The Consumer Price Index (CPI) registered a surprising decline last month, dropping 0.4% on a seasonally adjusted basis. This marks the largest single-month decrease since early 2020, defying forecasts from a group of 67 economists surveyed by Bloomberg, none of whom anticipated the downturn.
The Bureau of Labor Statistics released the full report showing that, although the CPI still stood 3.5% higher than a year earlier, this annual inflation rate dropped sharply from the previous month’s 4.2%. Energy costs significantly contributed to this shift, falling 5.7% in June, with gasoline prices plunging nearly 10%, offering immediate relief in a category that heavily affects everyday expenses for consumers.
Core inflation, which excludes volatile food and energy prices, remained flat over the month after rising 2.6% year-over-year.

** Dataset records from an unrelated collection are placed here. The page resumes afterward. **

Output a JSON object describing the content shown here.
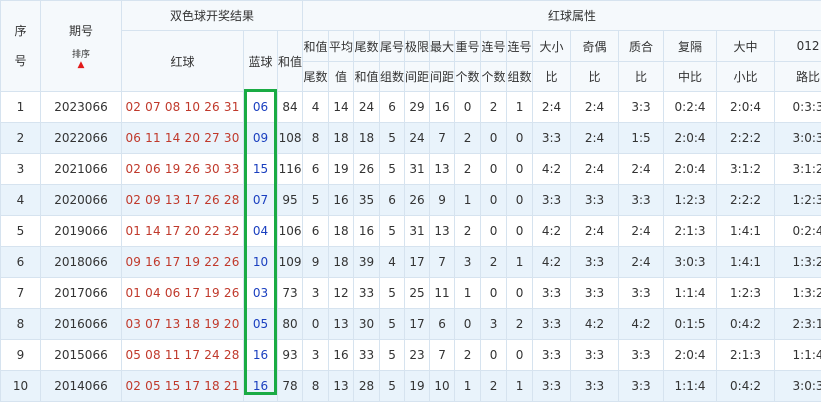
{
  "header": {
    "seq": "序号",
    "period": "期号",
    "sort": "排序",
    "draw_group": "双色球开奖结果",
    "red_group": "红球属性",
    "red": "红球",
    "blue": "蓝球",
    "sum": "和值",
    "attrs": [
      [
        "和值",
        "尾数"
      ],
      [
        "平均",
        "值"
      ],
      [
        "尾数",
        "和值"
      ],
      [
        "尾号",
        "组数"
      ],
      [
        "极限",
        "间距"
      ],
      [
        "最大",
        "间距"
      ],
      [
        "重号",
        "个数"
      ],
      [
        "连号",
        "个数"
      ],
      [
        "连号",
        "组数"
      ],
      [
        "大小",
        "比"
      ],
      [
        "奇偶",
        "比"
      ],
      [
        "质合",
        "比"
      ],
      [
        "复隔",
        "中比"
      ],
      [
        "大中",
        "小比"
      ],
      [
        "012",
        "路比"
      ]
    ]
  },
  "rows": [
    {
      "seq": "1",
      "period": "2023066",
      "red": "02 07 08 10 26 31",
      "blue": "06",
      "sum": "84",
      "v": [
        "4",
        "14",
        "24",
        "6",
        "29",
        "16",
        "0",
        "2",
        "1",
        "2:4",
        "2:4",
        "3:3",
        "0:2:4",
        "2:0:4",
        "0:3:3"
      ]
    },
    {
      "seq": "2",
      "period": "2022066",
      "red": "06 11 14 20 27 30",
      "blue": "09",
      "sum": "108",
      "v": [
        "8",
        "18",
        "18",
        "5",
        "24",
        "7",
        "2",
        "0",
        "0",
        "3:3",
        "2:4",
        "1:5",
        "2:0:4",
        "2:2:2",
        "3:0:3"
      ]
    },
    {
      "seq": "3",
      "period": "2021066",
      "red": "02 06 19 26 30 33",
      "blue": "15",
      "sum": "116",
      "v": [
        "6",
        "19",
        "26",
        "5",
        "31",
        "13",
        "2",
        "0",
        "0",
        "4:2",
        "2:4",
        "2:4",
        "2:0:4",
        "3:1:2",
        "3:1:2"
      ]
    },
    {
      "seq": "4",
      "period": "2020066",
      "red": "02 09 13 17 26 28",
      "blue": "07",
      "sum": "95",
      "v": [
        "5",
        "16",
        "35",
        "6",
        "26",
        "9",
        "1",
        "0",
        "0",
        "3:3",
        "3:3",
        "3:3",
        "1:2:3",
        "2:2:2",
        "1:2:3"
      ]
    },
    {
      "seq": "5",
      "period": "2019066",
      "red": "01 14 17 20 22 32",
      "blue": "04",
      "sum": "106",
      "v": [
        "6",
        "18",
        "16",
        "5",
        "31",
        "13",
        "2",
        "0",
        "0",
        "4:2",
        "2:4",
        "2:4",
        "2:1:3",
        "1:4:1",
        "0:2:4"
      ]
    },
    {
      "seq": "6",
      "period": "2018066",
      "red": "09 16 17 19 22 26",
      "blue": "10",
      "sum": "109",
      "v": [
        "9",
        "18",
        "39",
        "4",
        "17",
        "7",
        "3",
        "2",
        "1",
        "4:2",
        "3:3",
        "2:4",
        "3:0:3",
        "1:4:1",
        "1:3:2"
      ]
    },
    {
      "seq": "7",
      "period": "2017066",
      "red": "01 04 06 17 19 26",
      "blue": "03",
      "sum": "73",
      "v": [
        "3",
        "12",
        "33",
        "5",
        "25",
        "11",
        "1",
        "0",
        "0",
        "3:3",
        "3:3",
        "3:3",
        "1:1:4",
        "1:2:3",
        "1:3:2"
      ]
    },
    {
      "seq": "8",
      "period": "2016066",
      "red": "03 07 13 18 19 20",
      "blue": "05",
      "sum": "80",
      "v": [
        "0",
        "13",
        "30",
        "5",
        "17",
        "6",
        "0",
        "3",
        "2",
        "3:3",
        "4:2",
        "4:2",
        "0:1:5",
        "0:4:2",
        "2:3:1"
      ]
    },
    {
      "seq": "9",
      "period": "2015066",
      "red": "05 08 11 17 24 28",
      "blue": "16",
      "sum": "93",
      "v": [
        "3",
        "16",
        "33",
        "5",
        "23",
        "7",
        "2",
        "0",
        "0",
        "3:3",
        "3:3",
        "3:3",
        "2:0:4",
        "2:1:3",
        "1:1:4"
      ]
    },
    {
      "seq": "10",
      "period": "2014066",
      "red": "02 05 15 17 18 21",
      "blue": "16",
      "sum": "78",
      "v": [
        "8",
        "13",
        "28",
        "5",
        "19",
        "10",
        "1",
        "2",
        "1",
        "3:3",
        "3:3",
        "3:3",
        "1:1:4",
        "0:4:2",
        "3:0:3"
      ]
    }
  ],
  "colors": {
    "red_ball": "#c0392b",
    "blue_ball": "#1a3fbf",
    "header_bg": "#f5f9fc",
    "alt_row_bg": "#e9f3fb",
    "border": "#d6e3ef",
    "highlight": "#1aab44"
  }
}
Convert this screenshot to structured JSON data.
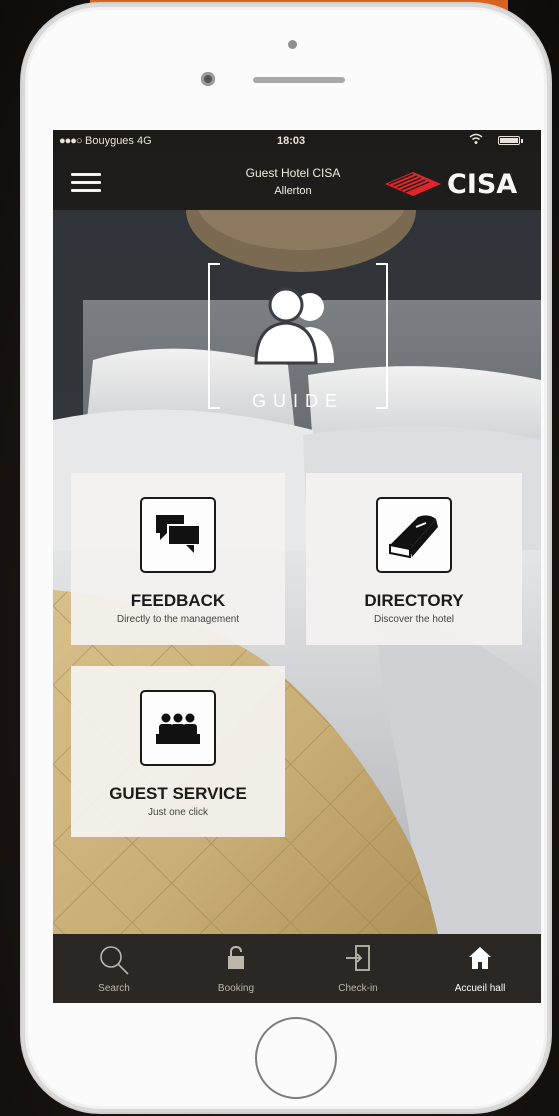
{
  "status_bar": {
    "signal": "●●●○ ",
    "carrier": "Bouygues 4G",
    "time": "18:03",
    "wifi": "⚬"
  },
  "header": {
    "hotel_name": "Guest Hotel CISA",
    "city": "Allerton",
    "logo_text": "CISA",
    "logo_color": "#e0262b"
  },
  "guide": {
    "label": "GUIDE"
  },
  "tiles": [
    {
      "title": "FEEDBACK",
      "subtitle": "Directly to the management",
      "icon": "chat-bubbles-icon"
    },
    {
      "title": "DIRECTORY",
      "subtitle": "Discover the hotel",
      "icon": "book-icon"
    },
    {
      "title": "GUEST SERVICE",
      "subtitle": "Just one click",
      "icon": "service-team-icon"
    }
  ],
  "tab_bar": [
    {
      "label": "Search",
      "icon": "search-icon",
      "active": false
    },
    {
      "label": "Booking",
      "icon": "lock-icon",
      "active": false
    },
    {
      "label": "Check-in",
      "icon": "door-enter-icon",
      "active": false
    },
    {
      "label": "Accueil hall",
      "icon": "home-icon",
      "active": true
    }
  ],
  "colors": {
    "accent_orange": "#d7631f",
    "header_dark": "#1f1d1b",
    "tab_bar": "#2b2724"
  }
}
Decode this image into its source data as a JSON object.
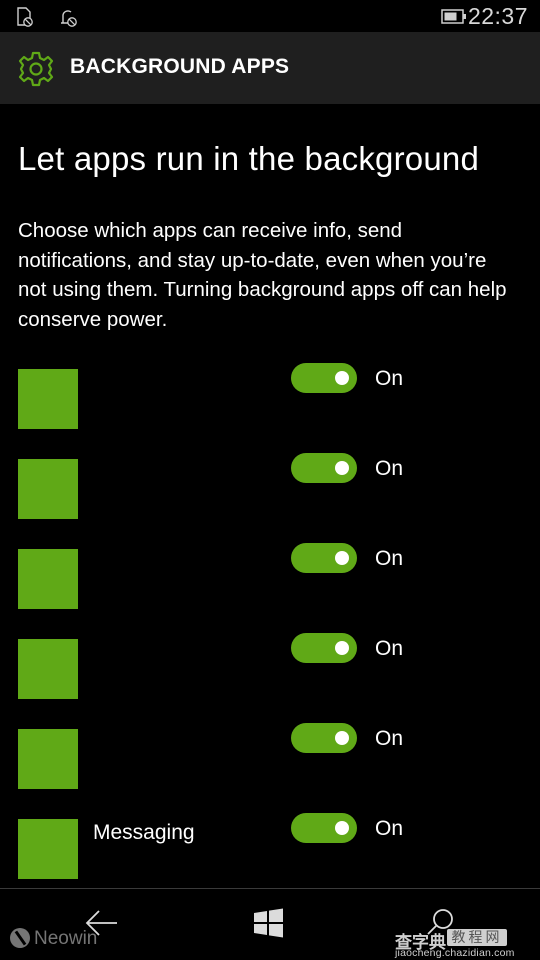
{
  "status_bar": {
    "left_icons": [
      "sim-blocked-icon",
      "notification-blocked-icon"
    ],
    "battery_icon": "battery-icon",
    "time": "22:37"
  },
  "header": {
    "icon": "gear-icon",
    "title": "BACKGROUND APPS"
  },
  "main": {
    "heading": "Let apps run in the background",
    "description": "Choose which apps can receive info, send notifications, and stay up-to-date, even when you’re not using them. Turning background apps off can help conserve power.",
    "apps": [
      {
        "name": "",
        "enabled": true,
        "state_label": "On"
      },
      {
        "name": "",
        "enabled": true,
        "state_label": "On"
      },
      {
        "name": "",
        "enabled": true,
        "state_label": "On"
      },
      {
        "name": "",
        "enabled": true,
        "state_label": "On"
      },
      {
        "name": "",
        "enabled": true,
        "state_label": "On"
      },
      {
        "name": "Messaging",
        "enabled": true,
        "state_label": "On"
      }
    ]
  },
  "nav_bar": {
    "back": "back-arrow-icon",
    "start": "windows-logo-icon",
    "search": "search-icon"
  },
  "watermarks": {
    "neowin": "Neowin",
    "chazidian_main": "查字典",
    "chazidian_box": "教程网",
    "chazidian_url": "jiaocheng.chazidian.com"
  },
  "colors": {
    "accent": "#60A917",
    "background": "#000000",
    "titlebar": "#1F1F1F"
  }
}
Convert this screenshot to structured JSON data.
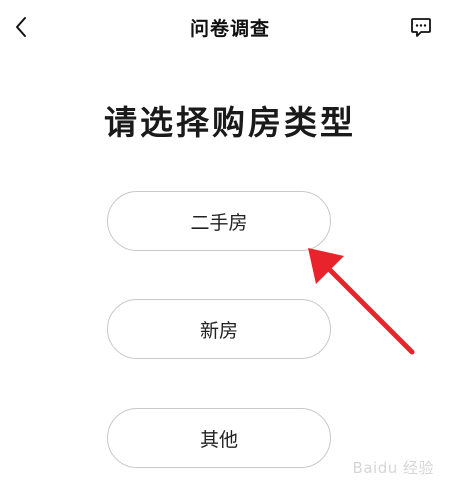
{
  "header": {
    "title": "问卷调查",
    "back_icon": "chevron-left-icon",
    "feedback_icon": "message-dots-icon"
  },
  "main": {
    "question": "请选择购房类型",
    "options": [
      {
        "label": "二手房"
      },
      {
        "label": "新房"
      },
      {
        "label": "其他"
      }
    ]
  },
  "annotation": {
    "arrow_color": "#e8232b"
  },
  "watermark": {
    "text": "Baidu 经验"
  }
}
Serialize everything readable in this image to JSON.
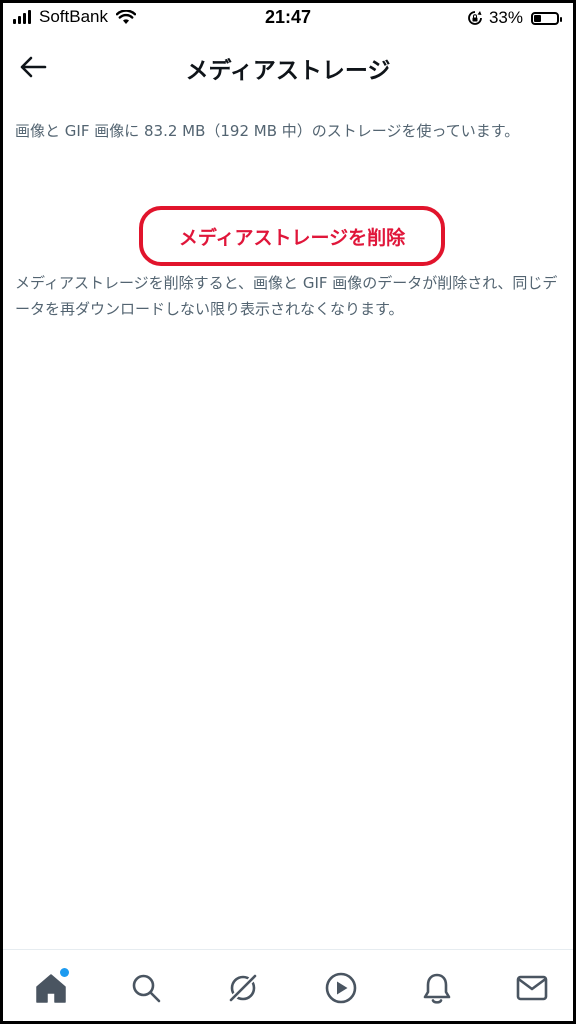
{
  "status_bar": {
    "carrier": "SoftBank",
    "time": "21:47",
    "battery_percent_label": "33%",
    "battery_level": 0.33
  },
  "header": {
    "title": "メディアストレージ",
    "back_icon": "arrow-left-icon"
  },
  "content": {
    "usage_text": "画像と GIF 画像に 83.2 MB（192 MB 中）のストレージを使っています。",
    "delete_button_label": "メディアストレージを削除",
    "delete_note": "メディアストレージを削除すると、画像と GIF 画像のデータが削除され、同じデータを再ダウンロードしない限り表示されなくなります。"
  },
  "bottom_nav": {
    "items": [
      {
        "icon": "home-icon",
        "active": true,
        "has_notification_dot": true
      },
      {
        "icon": "search-icon",
        "active": false
      },
      {
        "icon": "spaces-icon",
        "active": false
      },
      {
        "icon": "play-icon",
        "active": false
      },
      {
        "icon": "bell-icon",
        "active": false
      },
      {
        "icon": "mail-icon",
        "active": false
      }
    ]
  },
  "colors": {
    "highlight_border": "#e1142c",
    "delete_text": "#e0163a",
    "secondary_text": "#536471",
    "notification_dot": "#1d9bf0"
  }
}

Notably, shelter costs—typically a persistent inflation driver—grew by only 0.1%, their smallest monthly increase since January 2021. Food prices edged up slightly by 0.2%. While this report does not mean all household expenses decreased, it highlights a clear cooling in price pressures where many had expected inflation to remain stubborn.
White House officials highlighted the unexpected nature of the data, emphasizing that the 0.4% month-over-month drop was four times greater than the most pessimistic projections from economists surveyed. This sharp divergence indicates a potential turning point against recent inflationary pressures linked to tariffs, energy policies, and broader economic measures.